When you know who your customers are, why they stay, and why they leave, you’re in a much better position to serve them, grow with them, and sometimes even support them through tough times.
Understanding churn and growth
Not all customers are the same. Some will churn quickly—maybe because they were never the right fit, or because circumstances changed. Others will stick with you, grow, and become true advocates.
The key is learning to spot the difference:
Who is churning, and why?
What characteristics do those customers have?
What churn is preventable, and what isn’t?
Who are the “sticky” customers that expand their usage and drive growth—and how do we find more of them?
Making customers visible every day
To keep this top of mind, I created customer placemats based on segmentation. These were visually designed and displayed on a loop on a TV in the office—side by side with key partner placemats.
Each placemat included:
The business they’re in (using their website “About” page as a quick primer)
How long they’ve been a customer
What products they’ve purchased
Where they’re based
Sure, your CRM will always have more detail. But seeing customers visibly and frequently helped keep them real, not abstract.
Staying close to customer news
Keeping an eye on the news for your customers adds another layer of connection. Sending a note when they land positive coverage creates a great experience. And when they’re struggling? That’s when you can really show up—whether it’s allowing smaller payments, applying a temporary discount, or even providing services at reduced or no cost. Those small gestures build trust that lasts.
Knowing the people behind the business
It isn’t just about companies—it’s about people. Building personas for the key contacts—what matters to them, how they like to communicate, what their priorities are—helps teams engage more effectively.
Customer journey mapping
Another useful tool is the customer journey map—visualizing what happens to the customer at each stage of their lifecycle. HubSpot explains three reasons why these maps are so valuable:
They align teams across the business, ensuring everyone sees the customer experience consistently.
They uncover friction—moments where customers feel pain or confusion—so you can address them.
They boost loyalty by ensuring every stage feels smooth, connected, and intentional.
For creating these, Canva has great persona and journey map templates that make it easy to present them in a way people will actually use.
Get onsite, not just online
If possible, visit your customers.
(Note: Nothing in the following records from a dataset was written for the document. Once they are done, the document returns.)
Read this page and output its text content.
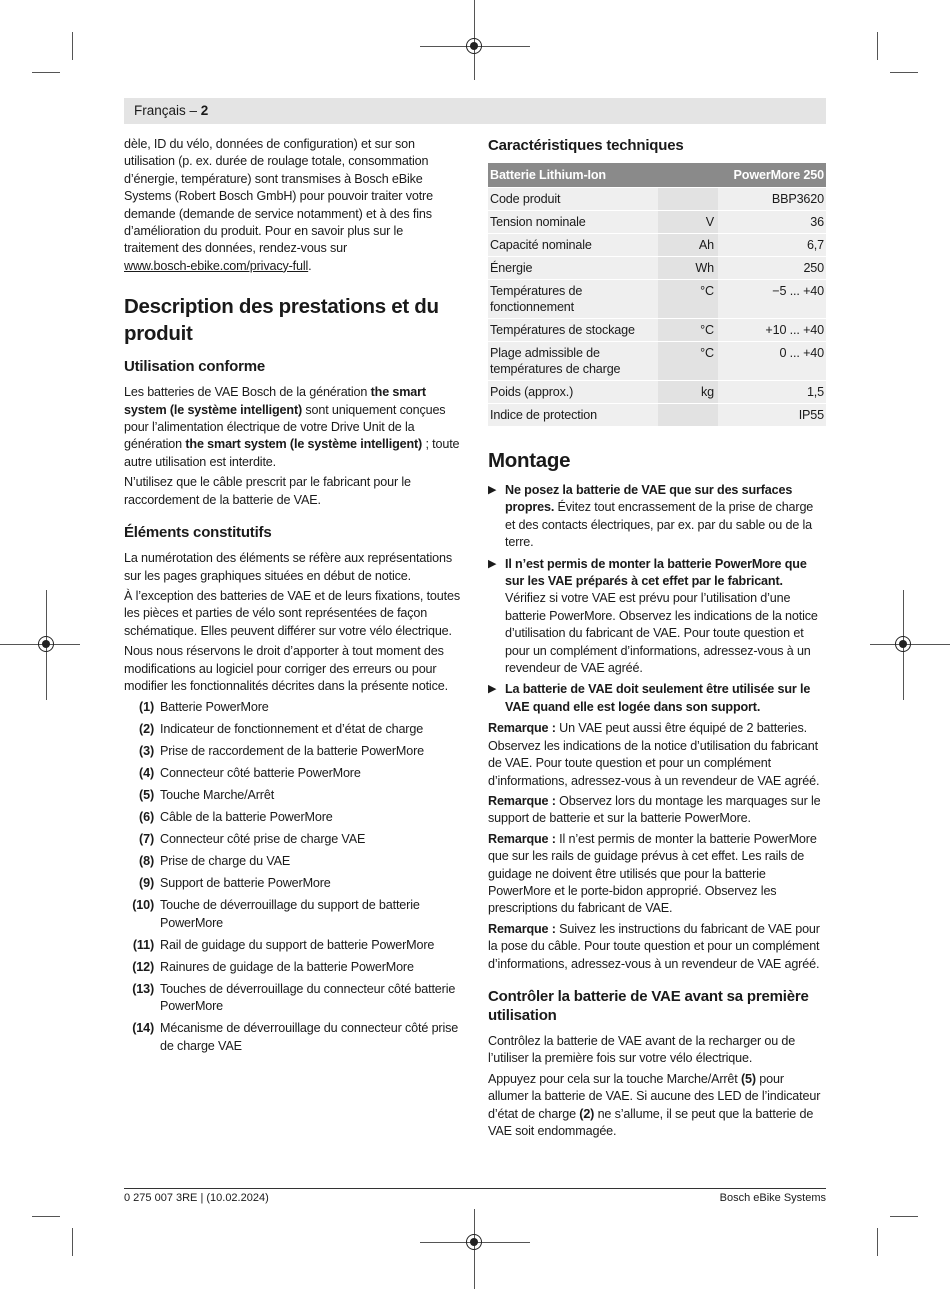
Français – 2

dèle, ID du vélo, données de configuration) et sur son utilisation (p. ex. durée de roulage totale, consommation d’énergie, température) sont transmises à Bosch eBike Systems (Robert Bosch GmbH) pour pouvoir traiter votre demande (demande de service notamment) et à des fins d’amélioration du produit. Pour en savoir plus sur le traitement des données, rendez-vous sur
www.bosch-ebike.com/privacy-full.

Description des prestations et du produit
Utilisation conforme

Les batteries de VAE Bosch de la génération the smart system (le système intelligent) sont uniquement conçues pour l’alimentation électrique de votre Drive Unit de la génération the smart system (le système intelligent) ; toute autre utilisation est interdite.

N’utilisez que le câble prescrit par le fabricant pour le raccordement de la batterie de VAE.

Éléments constitutifs

La numérotation des éléments se réfère aux représentations sur les pages graphiques situées en début de notice.

À l’exception des batteries de VAE et de leurs fixations, toutes les pièces et parties de vélo sont représentées de façon schématique. Elles peuvent différer sur votre vélo électrique.

Nous nous réservons le droit d’apporter à tout moment des modifications au logiciel pour corriger des erreurs ou pour modifier les fonctionnalités décrites dans la présente notice.

(1) Batterie PowerMore
(2) Indicateur de fonctionnement et d’état de charge
(3) Prise de raccordement de la batterie PowerMore
(4) Connecteur côté batterie PowerMore
(5) Touche Marche/Arrêt
(6) Câble de la batterie PowerMore
(7) Connecteur côté prise de charge VAE
(8) Prise de charge du VAE
(9) Support de batterie PowerMore
(10) Touche de déverrouillage du support de batterie PowerMore
(11) Rail de guidage du support de batterie PowerMore
(12) Rainures de guidage de la batterie PowerMore
(13) Touches de déverrouillage du connecteur côté batterie PowerMore
(14) Mécanisme de déverrouillage du connecteur côté prise de charge VAE
Caractéristiques techniques
Batterie Lithium-Ion		PowerMore 250
Code produit		BBP3620
Tension nominale	V	36
Capacité nominale	Ah	6,7
Énergie	Wh	250
Températures de fonctionnement	°C	−5 ... +40
Températures de stockage	°C	+10 ... +40
Plage admissible de températures de charge	°C	0 ... +40
Poids (approx.)	kg	1,5
Indice de protection		IP55
Montage
▶ Ne posez la batterie de VAE que sur des surfaces propres. Évitez tout encrassement de la prise de charge et des contacts électriques, par ex. par du sable ou de la terre.
▶ Il n’est permis de monter la batterie PowerMore que sur les VAE préparés à cet effet par le fabricant. Vérifiez si votre VAE est prévu pour l’utilisation d’une batterie PowerMore. Observez les indications de la notice d’utilisation du fabricant de VAE. Pour toute question et pour un complément d’informations, adressez-vous à un revendeur de VAE agréé.
▶ La batterie de VAE doit seulement être utilisée sur le VAE quand elle est logée dans son support.

Remarque : Un VAE peut aussi être équipé de 2 batteries. Observez les indications de la notice d’utilisation du fabricant de VAE. Pour toute question et pour un complément d’informations, adressez-vous à un revendeur de VAE agréé.

Remarque : Observez lors du montage les marquages sur le support de batterie et sur la batterie PowerMore.

Remarque : Il n’est permis de monter la batterie PowerMore que sur les rails de guidage prévus à cet effet. Les rails de guidage ne doivent être utilisés que pour la batterie PowerMore et le porte-bidon approprié. Observez les prescriptions du fabricant de VAE.

Remarque : Suivez les instructions du fabricant de VAE pour la pose du câble. Pour toute question et pour un complément d’informations, adressez-vous à un revendeur de VAE agréé.

Contrôler la batterie de VAE avant sa première utilisation

Contrôlez la batterie de VAE avant de la recharger ou de l’utiliser la première fois sur votre vélo électrique.

Appuyez pour cela sur la touche Marche/Arrêt (5) pour allumer la batterie de VAE. Si aucune des LED de l’indicateur d’état de charge (2) ne s’allume, il se peut que la batterie de VAE soit endommagée.

0 275 007 3RE | (10.02.2024)	Bosch eBike Systems
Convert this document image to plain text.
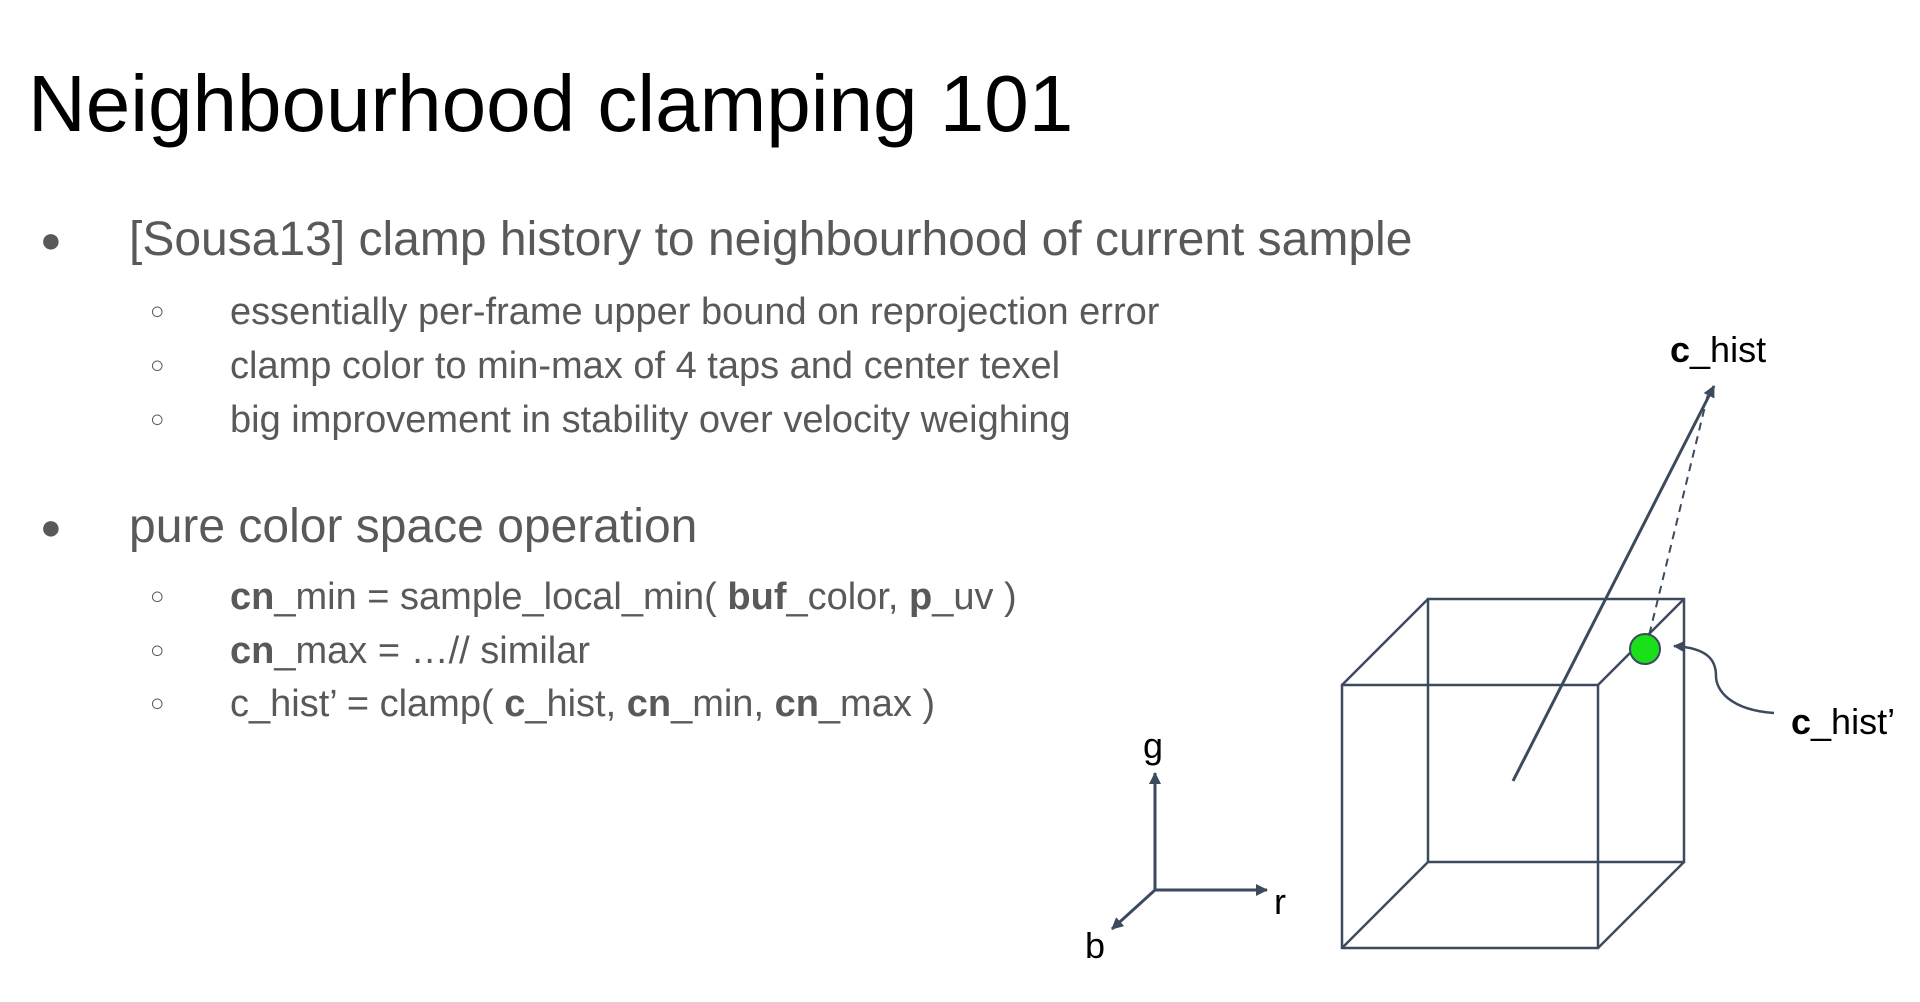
Neighbourhood clamping 101
● [Sousa13] clamp history to neighbourhood of current sample
○ essentially per-frame upper bound on reprojection error
○ clamp color to min-max of 4 taps and center texel
○ big improvement in stability over velocity weighing
● pure color space operation
○ cn_min = sample_local_min( buf_color, p_uv )
○ cn_max = …// similar
○ c_hist’ = clamp( c_hist, cn_min, cn_max )
g
r
b
c_hist
c_hist’
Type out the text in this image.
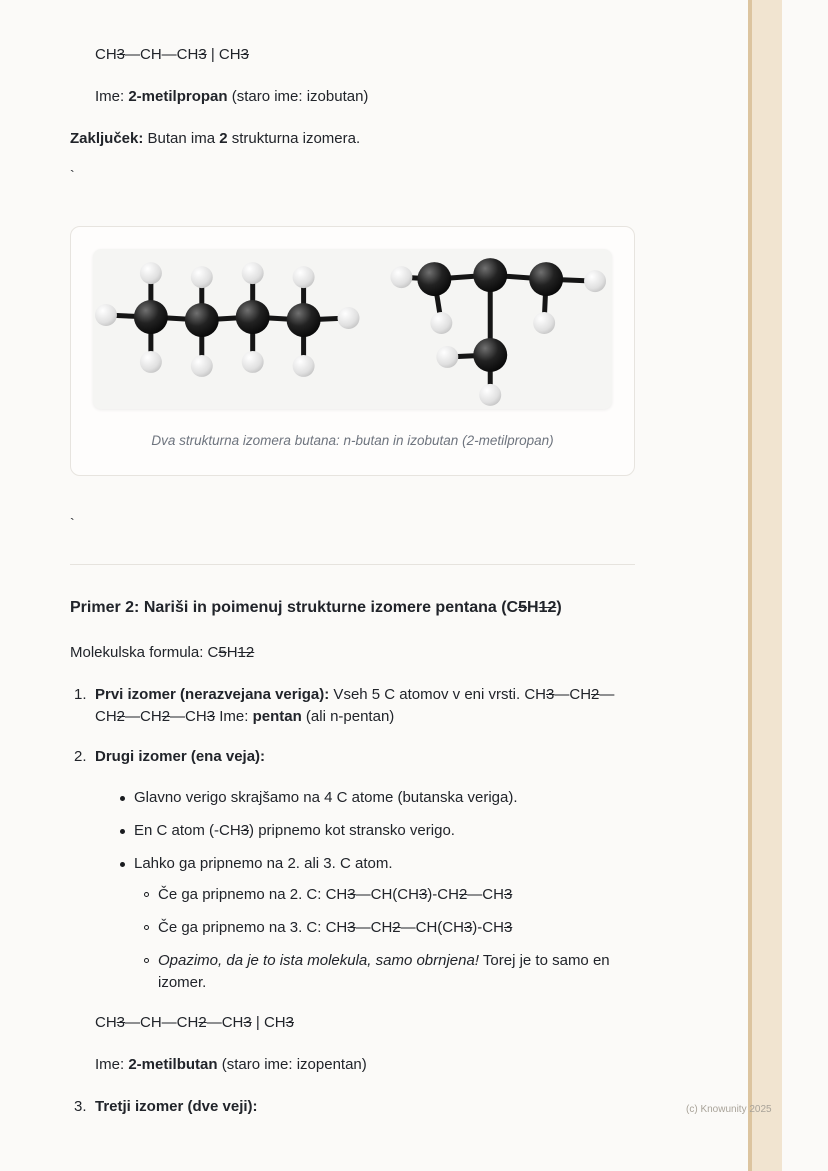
CH3—CH—CH3 | CH3

Ime: 2-metilpropan (staro ime: izobutan)

Zaključek: Butan ima 2 strukturna izomera.

`

Dva strukturna izomera butana: n-butan in izobutan (2-metilpropan)

`

Primer 2: Nariši in poimenuj strukturne izomere pentana (C5H12)

Molekulska formula: C5H12

1. Prvi izomer (nerazvejana veriga): Vseh 5 C atomov v eni vrsti. CH3—CH2—CH2—CH2—CH3 Ime: pentan (ali n-pentan)
2. Drugi izomer (ena veja):
Glavno verigo skrajšamo na 4 C atome (butanska veriga).
En C atom (-CH3) pripnemo kot stransko verigo.
Lahko ga pripnemo na 2. ali 3. C atom.
Če ga pripnemo na 2. C: CH3—CH(CH3)-CH2—CH3
Če ga pripnemo na 3. C: CH3—CH2—CH(CH3)-CH3
Opazimo, da je to ista molekula, samo obrnjena! Torej je to samo en izomer.

CH3—CH—CH2—CH3 | CH3

Ime: 2-metilbutan (staro ime: izopentan)

3. Tretji izomer (dve veji):	(c) Knowunity 2025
Not just the sales team, but engineers, product managers, and even finance staff. Seeing the customer’s world firsthand is eye-opening and builds empathy. Customers will always share more in person than in a survey. You might even make it a KPI for every employee to attend at least one site visit a year.
Purpose ties it all together
Finally, don’t underestimate the power of a unifying tagline or saying inside the business. At one company I worked with, we had a phrase that reminded us daily: what we were building was making a real difference. It tied our values, communication, and decisions back to a shared purpose.
The takeaway: Connecting with customers isn’t a “nice to have”—it’s a growth engine. It’s about making them visible, celebrating their wins, supporting them through challenges, and always remembering there are people behind the logos.